Jérôme Blanchet-Gravel >
Au Québec, en septembre 2013, 100 professeurs de collège et d’université publiaient une lettre dans les médias pour dénoncer ce qu’ils considéraient comme une très grave atteinte aux droits de la personne : le projet de charte de la laïcité du Parti québécois. Il faut rappeler que la laïcité n’existe pas au Québec, province canadienne dont l’héritage britannique ne consacre pas officiellement la séparation de la religion et de l’État.
Deux mois plus tard, en décembre 2013, 112 professeurs de l’université de Montréal récidivaient en publiant un autre texte contre la laïcité et son éventuelle application dans le milieu universitaire. À la même période, 60 autres professeurs signaient un mémoire déposé à une commission parlementaire de l’Assemblée nationale pour attaquer ce grand projet qui vise à rompre avec le multiculturalisme anglo-saxon. Un projet qui n’a finalement jamais vu le jour.
Oui à la diversité culturelle, non à la diversité intellectuelle
Lors du grand débat sur la laïcité qui a eu lieu en 2013 et 2014, les universitaires québécois se sont presque montrés unanimes. La laïcité serait une politique raciste et xénophobe, elle nuirait à l’intégration de ces rédempteurs démographiques venus des pays chauds. Le consensus était tellement fort qu’il en était préoccupant. On disait oui à la diversité culturelle, mais non à la diversité intellectuelle. Prôner le modèle républicain était vu comme une hérésie dans les monastères de la connaissance.
Ce débat nous a fait prendre conscience que le multiculturalisme comptait sur de nombreuses églises académiques. Sans que toute la population québécoise ne le réalise, un immense fossé a été creusé entre elle et sa prétendue intelligentsia. En bons missionnaires, les universitaires ont décidé qu’ils allaient guider les brebis égarées de l’indomptable peuple xénophobe.
Ce n’était que le début. Mon expérience de doctorant m’a permis de constater que le préjugé multiculturaliste des universitaires s’était encore renforcé. Les idées dissidentes sont censurées. La remise en cause de la liberté d’expression est directement liée à l’imposition de ce nouveau dogme qui prend la défense de toutes les cultures – sauf de la nôtre, bien évidemment.
L’islam est une religion de paix et d’amour
Mon premier contact avec la censure remonte toutefois au baccalauréat. En remettant un travail sur l’islam en France, une prof de science politique de l’Université de Laval m’a confié que « tous les sujets ne pouvaient pas être abordés dans un cadre universitaire ». Si je voulais parler de l’islam et de son courant radical, l’islamisme, il fallait que je le fasse selon les standards de la bien-pensance. Il fallait que je présente l’islam comme une grande religion pacifique, tolérante et bienveillante, une religion dont les adeptes seraient victimes de racisme.

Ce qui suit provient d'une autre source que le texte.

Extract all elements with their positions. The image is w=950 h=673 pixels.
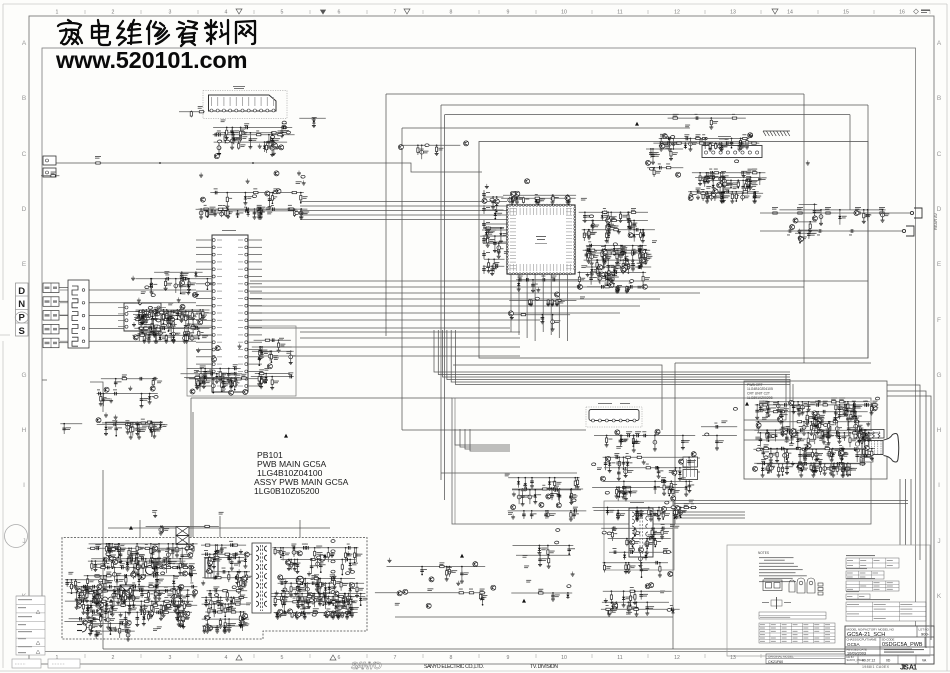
svg-text:2: 2: [112, 655, 115, 661]
wire: [616, 287, 618, 291]
capacitor C229: [703, 179, 707, 185]
wire junction: [605, 260, 607, 262]
ground: [808, 228, 812, 233]
value label: [721, 145, 726, 148]
diode D116: [641, 248, 644, 254]
value label: [762, 177, 767, 180]
capacitor C217: [753, 193, 757, 199]
value label: [485, 228, 490, 231]
resistor R253: [162, 313, 164, 320]
value label: [752, 181, 757, 184]
capacitor C105: [482, 222, 486, 228]
value label: [660, 134, 666, 137]
value label: [136, 315, 141, 318]
value label: [183, 314, 188, 317]
wire: [518, 274, 520, 335]
wire: [300, 214, 507, 216]
wire: [867, 210, 869, 221]
wire: [483, 190, 485, 199]
value label: [604, 253, 609, 256]
transistor Q130: [646, 160, 651, 165]
wire: [721, 193, 723, 201]
wire: [532, 280, 534, 291]
svg-text:11: 11: [617, 10, 622, 16]
options tables: [846, 555, 899, 568]
wire: [159, 335, 161, 341]
capacitor C185: [606, 276, 610, 282]
wire: [186, 377, 246, 379]
capacitor C219: [711, 190, 717, 194]
power supply hot area dashed boundary: [62, 538, 367, 640]
transistor Q119: [628, 233, 633, 238]
wire junction: [496, 211, 498, 213]
transistor Q116: [641, 249, 646, 254]
value label: [825, 207, 831, 210]
capacitor C154: [583, 213, 587, 219]
wire: [386, 93, 804, 95]
wire: [551, 301, 553, 304]
wire junction: [740, 138, 742, 140]
transistor Q114: [642, 284, 647, 289]
ground: [497, 254, 501, 259]
wire junction: [628, 226, 630, 228]
ground: [797, 229, 801, 234]
value label: [608, 253, 612, 256]
test point TP30: [151, 294, 155, 297]
value label: [495, 199, 499, 202]
wire: [608, 221, 610, 233]
wire: [132, 334, 211, 336]
wire: [196, 378, 212, 380]
ground: [246, 179, 250, 184]
wire: [59, 287, 68, 289]
capacitor C280: [142, 331, 146, 337]
wire junction: [179, 309, 181, 311]
wire junction: [300, 192, 302, 194]
wire: [190, 112, 192, 116]
value label: [205, 311, 209, 314]
wire: [668, 139, 670, 150]
value label: [725, 174, 729, 177]
wire: [139, 520, 141, 537]
sheet number mark top right: [914, 9, 931, 14]
wire: [460, 429, 510, 447]
wire: [613, 246, 615, 254]
value label: [169, 315, 174, 318]
ground: [806, 160, 810, 165]
wire: [617, 250, 619, 260]
wire junction: [652, 148, 654, 150]
wire junction: [170, 327, 172, 329]
wire junction: [660, 142, 662, 144]
value label: [266, 207, 271, 210]
resistor R161: [588, 230, 590, 237]
value label: [217, 212, 221, 215]
wire junction: [640, 259, 642, 261]
ground: [289, 360, 293, 365]
wire: [605, 250, 607, 261]
resistor R204: [741, 137, 748, 139]
capacitor C109: [249, 137, 253, 143]
wire: [138, 312, 140, 325]
wire: [674, 517, 745, 519]
value label: [303, 212, 308, 215]
wire junction: [721, 192, 723, 194]
svg-text:I: I: [938, 482, 940, 489]
wire: [140, 320, 142, 328]
wire junction: [723, 192, 725, 194]
capacitor C148: [535, 197, 539, 203]
value label: [643, 262, 647, 265]
ground: [137, 298, 141, 303]
ground: [625, 289, 629, 294]
capacitor C134: [213, 191, 219, 195]
resistor R224: [713, 172, 720, 174]
capacitor C288: [270, 338, 276, 342]
value label: [262, 350, 267, 353]
resistor R217: [702, 193, 704, 200]
resistor R150: [632, 249, 634, 256]
wire: [483, 265, 485, 274]
test point TP25: [735, 160, 739, 163]
wire: [568, 198, 570, 202]
test point TP16: [295, 212, 299, 215]
value label: [303, 196, 308, 199]
wire: [612, 272, 614, 283]
value label: [726, 183, 731, 186]
wire junction: [143, 327, 145, 329]
value label: [707, 142, 713, 145]
capacitor C250: [866, 212, 870, 218]
wire: [196, 370, 212, 372]
capacitor C230: [710, 176, 716, 180]
wire: [485, 227, 487, 239]
wire junction: [216, 373, 218, 375]
capacitor C245: [657, 166, 663, 170]
svg-text:C: C: [22, 151, 27, 158]
capacitor C178: [632, 222, 636, 228]
wire: [294, 209, 296, 217]
resistor R279: [222, 375, 224, 382]
ground: [172, 339, 176, 344]
wire junction: [532, 279, 534, 281]
wire junction: [547, 300, 549, 302]
wire: [484, 209, 504, 211]
wire junction: [156, 327, 158, 329]
wire junction: [168, 319, 170, 321]
wire junction: [271, 376, 273, 378]
wire junction: [523, 197, 525, 199]
wire junction: [612, 272, 614, 274]
value label: [630, 265, 635, 268]
value label: [156, 332, 161, 335]
value label: [194, 337, 199, 340]
wire: [143, 335, 145, 341]
wire: [149, 328, 151, 340]
value label: [802, 237, 807, 240]
wire: [622, 267, 624, 274]
svg-text:B: B: [937, 95, 941, 102]
value label: [671, 142, 676, 145]
capacitor C117: [216, 133, 222, 137]
wire: [483, 227, 504, 229]
value label: [592, 251, 597, 254]
electrolytic capacitor C142: [497, 244, 501, 251]
ground: [150, 290, 154, 295]
svg-text:A: A: [22, 40, 27, 47]
value label: [538, 199, 543, 202]
ground: [183, 339, 187, 344]
wire junction: [614, 266, 616, 268]
wire junction: [556, 300, 558, 302]
microcontroller IC301 QFP: [506, 204, 576, 275]
wire: [271, 193, 273, 204]
ground: [659, 147, 663, 152]
wire: [803, 94, 805, 363]
resistor R235: [181, 313, 183, 320]
wire junction: [706, 180, 708, 182]
value label: [261, 356, 264, 359]
connector CRT board pins: [683, 457, 698, 480]
value label: [594, 225, 599, 228]
wire junction: [260, 376, 262, 378]
wire: [688, 191, 759, 193]
wire junction: [814, 204, 816, 206]
value label: [725, 138, 728, 141]
ground: [590, 272, 594, 277]
wire junction: [641, 245, 643, 247]
value label: [609, 225, 613, 228]
ground: [722, 189, 726, 194]
ground: [567, 200, 571, 205]
wire junction: [163, 323, 165, 325]
ground: [619, 218, 623, 223]
wire: [529, 301, 531, 304]
capacitor C220: [725, 190, 731, 194]
wire junction: [250, 132, 252, 134]
transistor Q136: [790, 225, 795, 230]
switching transformer T651: [252, 543, 271, 613]
wire: [582, 229, 655, 231]
value label: [244, 123, 249, 126]
electrolytic capacitor C279: [158, 330, 162, 337]
wire junction: [166, 309, 168, 311]
wire: [255, 373, 290, 375]
resistor R282: [194, 378, 201, 380]
wire: [550, 274, 552, 335]
value label: [591, 232, 597, 235]
ground: [742, 173, 746, 178]
resistor R274: [260, 378, 262, 385]
value label: [274, 357, 279, 360]
ground: [248, 144, 252, 149]
wire: [799, 203, 818, 205]
notes section box: [727, 545, 930, 656]
wire junction: [496, 196, 498, 198]
svg-text:1988/1 CA0EX: 1988/1 CA0EX: [862, 665, 890, 669]
wire junction: [552, 194, 554, 196]
resistor R198: [556, 299, 558, 306]
diode D132: [720, 143, 723, 149]
test point TP18: [589, 215, 593, 218]
wire: [552, 195, 554, 202]
wire junction: [627, 211, 629, 213]
wire: [650, 149, 652, 158]
wire: [707, 173, 709, 182]
value label: [581, 198, 587, 201]
capacitor C259: [182, 277, 188, 281]
value label: [202, 336, 208, 339]
test point TP22: [535, 297, 539, 300]
wire junction: [616, 286, 618, 288]
electrolytic capacitor C277: [172, 331, 176, 338]
wire: [617, 287, 619, 291]
wire junction: [591, 220, 593, 222]
resistor R170: [596, 261, 598, 268]
value label: [554, 196, 557, 199]
transistor Q139: [180, 304, 185, 309]
ground: [586, 272, 590, 277]
wire: [646, 148, 683, 150]
test point TP10: [225, 140, 229, 143]
wire: [179, 310, 181, 318]
wire: [300, 331, 520, 333]
wire junction: [730, 187, 732, 189]
wire: [191, 397, 452, 399]
wire: [640, 260, 642, 269]
ground: [154, 316, 158, 321]
wire: [731, 139, 733, 148]
resistor R201: [746, 139, 748, 146]
value label: [605, 283, 610, 286]
wire junction: [486, 227, 488, 229]
value label: [180, 307, 185, 310]
capacitor C141: [487, 228, 491, 234]
ground: [259, 384, 263, 389]
wire junction: [512, 201, 514, 203]
wire: [628, 212, 630, 227]
ground: [644, 259, 648, 264]
wire: [607, 212, 609, 224]
wire junction: [167, 311, 169, 313]
wire: [248, 378, 262, 380]
warning triangle: [796, 464, 800, 468]
value label: [188, 317, 194, 320]
value label: [244, 206, 247, 209]
svg-text:B: B: [22, 95, 26, 102]
resistor R142: [487, 237, 489, 244]
value label: [580, 297, 585, 300]
ground: [493, 248, 497, 253]
warning triangle: [109, 599, 113, 603]
wire: [252, 350, 294, 352]
wire junction: [735, 191, 737, 193]
value label: [632, 223, 637, 226]
wire: [138, 327, 200, 329]
wire: [199, 310, 201, 322]
wire: [196, 254, 212, 256]
value label: [262, 211, 265, 214]
ground: [708, 147, 712, 152]
value label: [664, 136, 669, 139]
wire junction: [278, 339, 280, 341]
wire: [299, 520, 301, 537]
test point TP15: [252, 195, 256, 198]
capacitor C209: [739, 143, 743, 149]
wire: [483, 250, 485, 259]
wire: [602, 250, 604, 265]
wire: [185, 335, 187, 341]
wire junction: [605, 272, 607, 274]
ground: [150, 329, 154, 334]
capacitor C172: [624, 258, 630, 262]
capacitor C168: [615, 286, 619, 292]
wire: [482, 235, 507, 237]
resistor R277: [258, 375, 260, 382]
wire junction: [645, 249, 647, 251]
value label: [224, 384, 229, 387]
test point TP1: [331, 540, 335, 543]
wire: [231, 128, 233, 137]
ground: [696, 195, 700, 200]
resistor R228: [670, 150, 672, 157]
capacitor C231: [722, 182, 726, 188]
wire: [196, 341, 212, 343]
value label: [584, 233, 589, 236]
wire junction: [138, 311, 140, 313]
resistor R153: [630, 211, 637, 213]
svg-text:REAR AV: REAR AV: [933, 213, 938, 230]
wire: [500, 228, 502, 241]
ground: [143, 318, 147, 323]
wire junction: [151, 319, 153, 321]
warning triangle: [102, 558, 106, 562]
resistor R155: [619, 213, 621, 220]
connector CN64: [43, 338, 59, 348]
ground: [517, 287, 521, 292]
diode D140: [838, 214, 841, 220]
wire junction: [511, 194, 513, 196]
wire junction: [642, 249, 644, 251]
transistor Q107: [494, 199, 499, 204]
wire junction: [731, 147, 733, 149]
diode D145: [151, 314, 154, 320]
wire junction: [153, 319, 155, 321]
capacitor C244: [651, 153, 655, 159]
ground: [745, 144, 749, 149]
electrolytic capacitor C133: [199, 210, 203, 217]
value label: [274, 381, 279, 384]
diode D125: [608, 222, 611, 228]
capacitor C104: [482, 207, 486, 213]
wire junction: [742, 142, 744, 144]
value label: [217, 130, 221, 133]
wire: [542, 274, 544, 332]
resistor R122: [203, 208, 210, 210]
resistor R189: [597, 267, 599, 274]
capacitor C287: [180, 272, 184, 278]
value label: [746, 176, 751, 179]
value label: [726, 179, 729, 182]
resistor R172: [603, 254, 605, 261]
ground: [602, 264, 606, 269]
wire junction: [614, 274, 616, 276]
wire junction: [169, 319, 171, 321]
value label: [642, 255, 647, 258]
wire: [482, 241, 507, 243]
wire: [188, 279, 190, 290]
wire: [607, 230, 609, 244]
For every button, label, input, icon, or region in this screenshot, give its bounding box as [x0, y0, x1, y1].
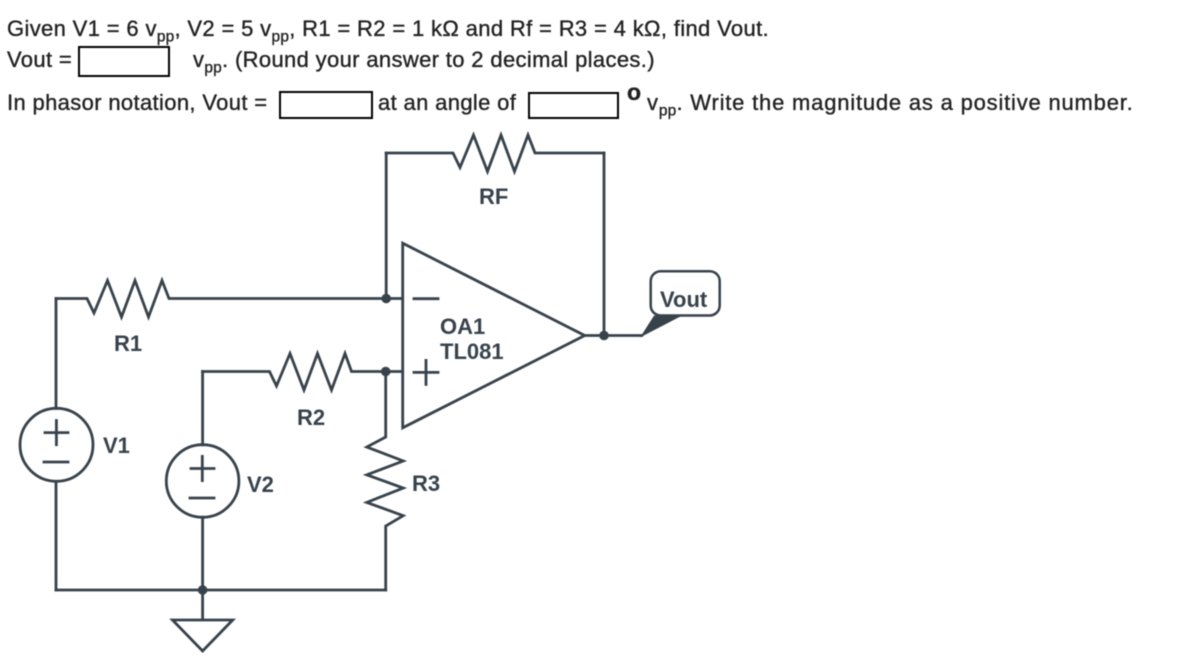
op-amp OA1 [403, 243, 585, 428]
source V2 [166, 445, 239, 518]
junction: non-inverting input node [381, 367, 391, 377]
resistor R1 [56, 281, 403, 318]
svg-text:R1: R1 [114, 331, 142, 356]
problem text line 2 [7, 47, 72, 73]
answer box 2 [279, 91, 373, 119]
resistor R2 [203, 354, 403, 391]
svg-text:V1: V1 [103, 433, 130, 458]
wire: output [585, 334, 642, 337]
label Vout flag [651, 271, 720, 315]
answer box 3 [528, 92, 619, 119]
ground [201, 590, 204, 620]
svg-text:R3: R3 [412, 471, 440, 496]
resistor R3 [367, 372, 403, 591]
junction: ground node [198, 585, 208, 595]
problem text line 1 [7, 16, 769, 50]
wire: V2 top [201, 372, 204, 445]
svg-text:TL081: TL081 [440, 339, 504, 364]
source V1 [20, 408, 93, 481]
wire: V2 bottom [201, 517, 204, 590]
degree symbol [627, 79, 641, 105]
svg-text:V2: V2 [247, 472, 274, 497]
resistor RF [386, 135, 604, 172]
junction: inverting input node [381, 294, 391, 304]
wire: V1 to R1 [55, 299, 58, 409]
wire: V1 bottom [55, 481, 58, 590]
svg-text:OA1: OA1 [440, 314, 485, 339]
problem text line 3 [7, 90, 267, 116]
svg-text:R2: R2 [297, 405, 325, 430]
answer box 1 [78, 46, 170, 77]
svg-text:RF: RF [479, 184, 508, 209]
wire: feedback left vertical [385, 153, 388, 299]
wire: feedback right vertical [603, 153, 606, 336]
wire: bottom ground rail [56, 589, 386, 592]
junction: output node [599, 331, 609, 341]
svg-text:Vout: Vout [660, 287, 708, 312]
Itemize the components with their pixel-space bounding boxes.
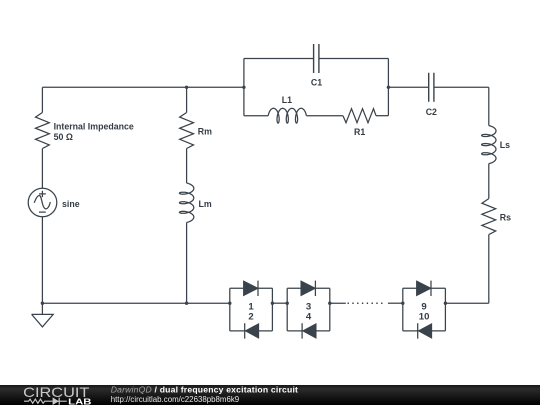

Les universitaires ont une grande influence sur la société. Même si l’objectivité totale n’existe pas en sciences sociales, leurs opinions sont perçues comme « scientifiques ». Les journalistes voient les professeurs comme des experts capables de se prononcer sur tout et sur rien. Les modes idéologiques du moment (multiculturalisme, néo-féminisme, écriture inclusive, etc.) naissent dans des départements qui se disent neutres mais qui sont devenus de véritables centres de propagande.
La bonne parole rémunérée
Le problème n’est bien sûr pas que les professeurs puissent avoir des opinions et les exprimer; le problème réside dans l’absence ou presque de diversité intellectuelle dans les universités. Si les chercheurs et professeurs peuvent avoir des avis contraires sur une foule de sujets secondaires, personne ne peut remettre en cause le divin vivre-ensemble. Il n’est pas interdit de le faire, mais les plus audacieux en connaissent déjà les conséquences.
Le contrôle de la pensée s’exerce de différentes façons dans les universités canadiennes. Premièrement, la dynamique collégiale, voire moutonnière du système permet de chasser les esprits rebelles. La cooptation par les pairs permet aux universitaires de se maintenir en place tout en écartant les penseurs hérétiques qui osent critiquer l’idéologie dominante. Au Canada, le système universitaire encourage le conformisme et la médiocrité. Deuxièmement, le financement des recherches et l’octroi de bourses aux étudiants est souvent accordé en fonction de critères idéologiques. Résultat : les contribuables paient fréquemment des gens qui se sont donnés pour mission de les rééduquer.